'The Wrestler' busts out
Darren Aronofsky didn't set out to make an homage to professional wrestling in all its choreographed, performance-art-that-can-maim-you glory. But that's what happened, the filmmaker said Tuesday night at the premiere of "The Wrestler," a drama that looks likely to score star Mickey Rourke an Oscar nomination.
"My main goal was to do something all about acting," Aronofsky said.
And, he said, something that was close enough to reality that it didn't make the muscle-bound grapplers in the audience want to kick his arse.
For the record, one of the sport's legendary figures, Rowdy Roddy Piper, has already endorsed the film and repeated the praise -- it's well researched, it's a true representation of the hard-knock life -- to your resident Gold Rusher at the post-screening cocktail party. And then he clothes-lined us for slowing down the buffet line. Just kidding.
There was a solid wrasslin' contingent at the event, with Greg "The Hammer" Valentine, Brutus Beefcake, Rick "The Nature Boy" Flair, and Diamond Dallas Page flinching a lot less than the rest of us while Rourke's character was barb-wired, staple-gunned and beaten bloody in the bleak New Jersey-set movie. They're used to the these occupational hazards, after all. The emotional gutting that Randy "The Ram" Robinson took might've hit them just as hard. Tough to say because, well, they're tough guys.
Luminaries of the non-beat-down variety were there, too, like Oliver Stone, Aronofsky's wife Rachel Weisz, 50 Cent and everybody's favorite porn king, Ron Jeremy. (Don't think we didn't start a conversation.
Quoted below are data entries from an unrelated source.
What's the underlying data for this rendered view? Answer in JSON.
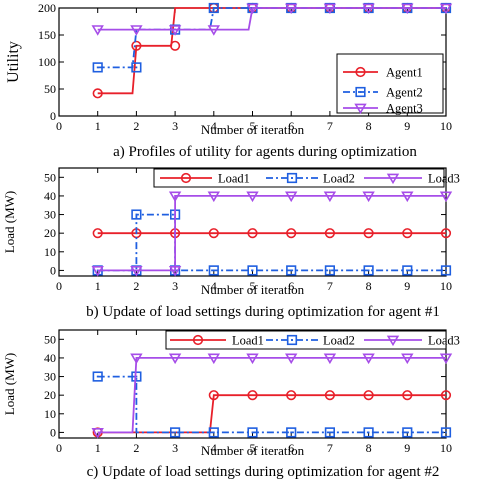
{
  "chart_data": [
    {
      "type": "line",
      "caption": "a) Profiles of utility for agents during optimization",
      "xlabel": "Number of iteration",
      "ylabel": "Utility",
      "xlim": [
        0,
        10
      ],
      "ylim": [
        0,
        200
      ],
      "xticks": [
        0,
        1,
        2,
        3,
        4,
        5,
        6,
        7,
        8,
        9,
        10
      ],
      "yticks": [
        0,
        50,
        100,
        150,
        200
      ],
      "legend_position": "right",
      "series": [
        {
          "name": "Agent1",
          "color": "#e8202a",
          "marker": "circle",
          "dash": "solid",
          "points": [
            [
              1,
              42
            ],
            [
              1.9,
              42
            ],
            [
              2,
              130
            ],
            [
              2.9,
              130
            ],
            [
              3,
              200
            ],
            [
              4,
              200
            ],
            [
              5,
              200
            ],
            [
              6,
              200
            ],
            [
              7,
              200
            ],
            [
              8,
              200
            ],
            [
              9,
              200
            ],
            [
              10,
              200
            ]
          ],
          "markers": [
            [
              1,
              42
            ],
            [
              2,
              130
            ],
            [
              3,
              130
            ],
            [
              4,
              200
            ],
            [
              5,
              200
            ],
            [
              6,
              200
            ],
            [
              7,
              200
            ],
            [
              8,
              200
            ],
            [
              9,
              200
            ],
            [
              10,
              200
            ]
          ]
        },
        {
          "name": "Agent2",
          "color": "#1f5fe0",
          "marker": "square",
          "dash": "dashdot",
          "points": [
            [
              1,
              90
            ],
            [
              1.9,
              90
            ],
            [
              2,
              160
            ],
            [
              3,
              160
            ],
            [
              3.9,
              160
            ],
            [
              4,
              200
            ],
            [
              5,
              200
            ],
            [
              6,
              200
            ],
            [
              7,
              200
            ],
            [
              8,
              200
            ],
            [
              9,
              200
            ],
            [
              10,
              200
            ]
          ],
          "markers": [
            [
              1,
              90
            ],
            [
              2,
              90
            ],
            [
              3,
              160
            ],
            [
              4,
              200
            ],
            [
              5,
              200
            ],
            [
              6,
              200
            ],
            [
              7,
              200
            ],
            [
              8,
              200
            ],
            [
              9,
              200
            ],
            [
              10,
              200
            ]
          ]
        },
        {
          "name": "Agent3",
          "color": "#a64de8",
          "marker": "triangle",
          "dash": "solid",
          "points": [
            [
              1,
              160
            ],
            [
              2,
              160
            ],
            [
              3,
              160
            ],
            [
              4,
              160
            ],
            [
              4.9,
              160
            ],
            [
              5,
              200
            ],
            [
              6,
              200
            ],
            [
              7,
              200
            ],
            [
              8,
              200
            ],
            [
              9,
              200
            ],
            [
              10,
              200
            ]
          ],
          "markers": [
            [
              1,
              160
            ],
            [
              2,
              160
            ],
            [
              3,
              160
            ],
            [
              4,
              160
            ],
            [
              5,
              200
            ],
            [
              6,
              200
            ],
            [
              7,
              200
            ],
            [
              8,
              200
            ],
            [
              9,
              200
            ],
            [
              10,
              200
            ]
          ]
        }
      ]
    },
    {
      "type": "line",
      "caption": "b) Update of load settings during optimization for agent #1",
      "xlabel": "Number of iteration",
      "ylabel": "Load (MW)",
      "xlim": [
        0,
        10
      ],
      "ylim": [
        -3,
        55
      ],
      "xticks": [
        0,
        1,
        2,
        3,
        4,
        5,
        6,
        7,
        8,
        9,
        10
      ],
      "yticks": [
        0,
        10,
        20,
        30,
        40,
        50
      ],
      "legend_position": "top",
      "series": [
        {
          "name": "Load1",
          "color": "#e8202a",
          "marker": "circle",
          "dash": "solid",
          "points": [
            [
              1,
              20
            ],
            [
              2,
              20
            ],
            [
              3,
              20
            ],
            [
              4,
              20
            ],
            [
              5,
              20
            ],
            [
              6,
              20
            ],
            [
              7,
              20
            ],
            [
              8,
              20
            ],
            [
              9,
              20
            ],
            [
              10,
              20
            ]
          ],
          "markers": [
            [
              1,
              20
            ],
            [
              2,
              20
            ],
            [
              3,
              20
            ],
            [
              4,
              20
            ],
            [
              5,
              20
            ],
            [
              6,
              20
            ],
            [
              7,
              20
            ],
            [
              8,
              20
            ],
            [
              9,
              20
            ],
            [
              10,
              20
            ]
          ]
        },
        {
          "name": "Load2",
          "color": "#1f5fe0",
          "marker": "square",
          "dash": "dashdot",
          "points": [
            [
              1,
              0
            ],
            [
              2,
              0
            ],
            [
              2,
              30
            ],
            [
              3,
              30
            ],
            [
              3,
              0
            ],
            [
              4,
              0
            ],
            [
              5,
              0
            ],
            [
              6,
              0
            ],
            [
              7,
              0
            ],
            [
              8,
              0
            ],
            [
              9,
              0
            ],
            [
              10,
              0
            ]
          ],
          "markers": [
            [
              1,
              0
            ],
            [
              2,
              0
            ],
            [
              2,
              30
            ],
            [
              3,
              30
            ],
            [
              3,
              0
            ],
            [
              4,
              0
            ],
            [
              5,
              0
            ],
            [
              6,
              0
            ],
            [
              7,
              0
            ],
            [
              8,
              0
            ],
            [
              9,
              0
            ],
            [
              10,
              0
            ]
          ]
        },
        {
          "name": "Load3",
          "color": "#a64de8",
          "marker": "triangle",
          "dash": "solid",
          "points": [
            [
              1,
              0
            ],
            [
              2,
              0
            ],
            [
              3,
              0
            ],
            [
              3,
              40
            ],
            [
              4,
              40
            ],
            [
              5,
              40
            ],
            [
              6,
              40
            ],
            [
              7,
              40
            ],
            [
              8,
              40
            ],
            [
              9,
              40
            ],
            [
              10,
              40
            ]
          ],
          "markers": [
            [
              1,
              0
            ],
            [
              2,
              0
            ],
            [
              3,
              0
            ],
            [
              3,
              40
            ],
            [
              4,
              40
            ],
            [
              5,
              40
            ],
            [
              6,
              40
            ],
            [
              7,
              40
            ],
            [
              8,
              40
            ],
            [
              9,
              40
            ],
            [
              10,
              40
            ]
          ]
        }
      ]
    },
    {
      "type": "line",
      "caption": "c) Update of load settings during optimization for agent #2",
      "xlabel": "Number of iteration",
      "ylabel": "Load (MW)",
      "xlim": [
        0,
        10
      ],
      "ylim": [
        -3,
        55
      ],
      "xticks": [
        0,
        1,
        2,
        3,
        4,
        5,
        6,
        7,
        8,
        9,
        10
      ],
      "yticks": [
        0,
        10,
        20,
        30,
        40,
        50
      ],
      "legend_position": "top",
      "series": [
        {
          "name": "Load1",
          "color": "#e8202a",
          "marker": "circle",
          "dash": "solid",
          "points": [
            [
              1,
              0
            ],
            [
              2,
              0
            ],
            [
              3,
              0
            ],
            [
              3.9,
              0
            ],
            [
              4,
              20
            ],
            [
              5,
              20
            ],
            [
              6,
              20
            ],
            [
              7,
              20
            ],
            [
              8,
              20
            ],
            [
              9,
              20
            ],
            [
              10,
              20
            ]
          ],
          "markers": [
            [
              1,
              0
            ],
            [
              4,
              20
            ],
            [
              5,
              20
            ],
            [
              6,
              20
            ],
            [
              7,
              20
            ],
            [
              8,
              20
            ],
            [
              9,
              20
            ],
            [
              10,
              20
            ]
          ]
        },
        {
          "name": "Load2",
          "color": "#1f5fe0",
          "marker": "square",
          "dash": "dashdot",
          "points": [
            [
              1,
              30
            ],
            [
              2,
              30
            ],
            [
              2,
              0
            ],
            [
              3,
              0
            ],
            [
              4,
              0
            ],
            [
              5,
              0
            ],
            [
              6,
              0
            ],
            [
              7,
              0
            ],
            [
              8,
              0
            ],
            [
              9,
              0
            ],
            [
              10,
              0
            ]
          ],
          "markers": [
            [
              1,
              30
            ],
            [
              2,
              30
            ],
            [
              3,
              0
            ],
            [
              4,
              0
            ],
            [
              5,
              0
            ],
            [
              6,
              0
            ],
            [
              7,
              0
            ],
            [
              8,
              0
            ],
            [
              9,
              0
            ],
            [
              10,
              0
            ]
          ]
        },
        {
          "name": "Load3",
          "color": "#a64de8",
          "marker": "triangle",
          "dash": "solid",
          "points": [
            [
              1,
              0
            ],
            [
              1.9,
              0
            ],
            [
              2,
              40
            ],
            [
              3,
              40
            ],
            [
              4,
              40
            ],
            [
              5,
              40
            ],
            [
              6,
              40
            ],
            [
              7,
              40
            ],
            [
              8,
              40
            ],
            [
              9,
              40
            ],
            [
              10,
              40
            ]
          ],
          "markers": [
            [
              1,
              0
            ],
            [
              2,
              40
            ],
            [
              3,
              40
            ],
            [
              4,
              40
            ],
            [
              5,
              40
            ],
            [
              6,
              40
            ],
            [
              7,
              40
            ],
            [
              8,
              40
            ],
            [
              9,
              40
            ],
            [
              10,
              40
            ]
          ]
        }
      ]
    }
  ]
}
More on that later).
After winning the Golden Lion at the Venice Film Festival, "The Wrestler" has been on a roll with U.S. critics groups and best-of lists. Rourke, playing a wrestler 20 years past his prime, has a Golden Globe nod under his belt already, as does co-star and past Oscar winner Marisa Tomei for her stripper who could've fallen for the big lug. Both have Oscar potential.
That has to be music to the ears of Fox Searchlight honcho Peter Rice, who called it the quintessential American indie film that the corporate purse-strings-holders gave him the go-ahead to buy and distribute during an inhospitable climate for such fare.
The New York Times review is one of the most astute we've read on "The Wrestler," pointing out its flaws but coming to the conclusion that "like its hero, the movie has a blunt, exuberant honesty, pulling off even its false moves with conviction and flair." Couldn't agree more. It's a must-see.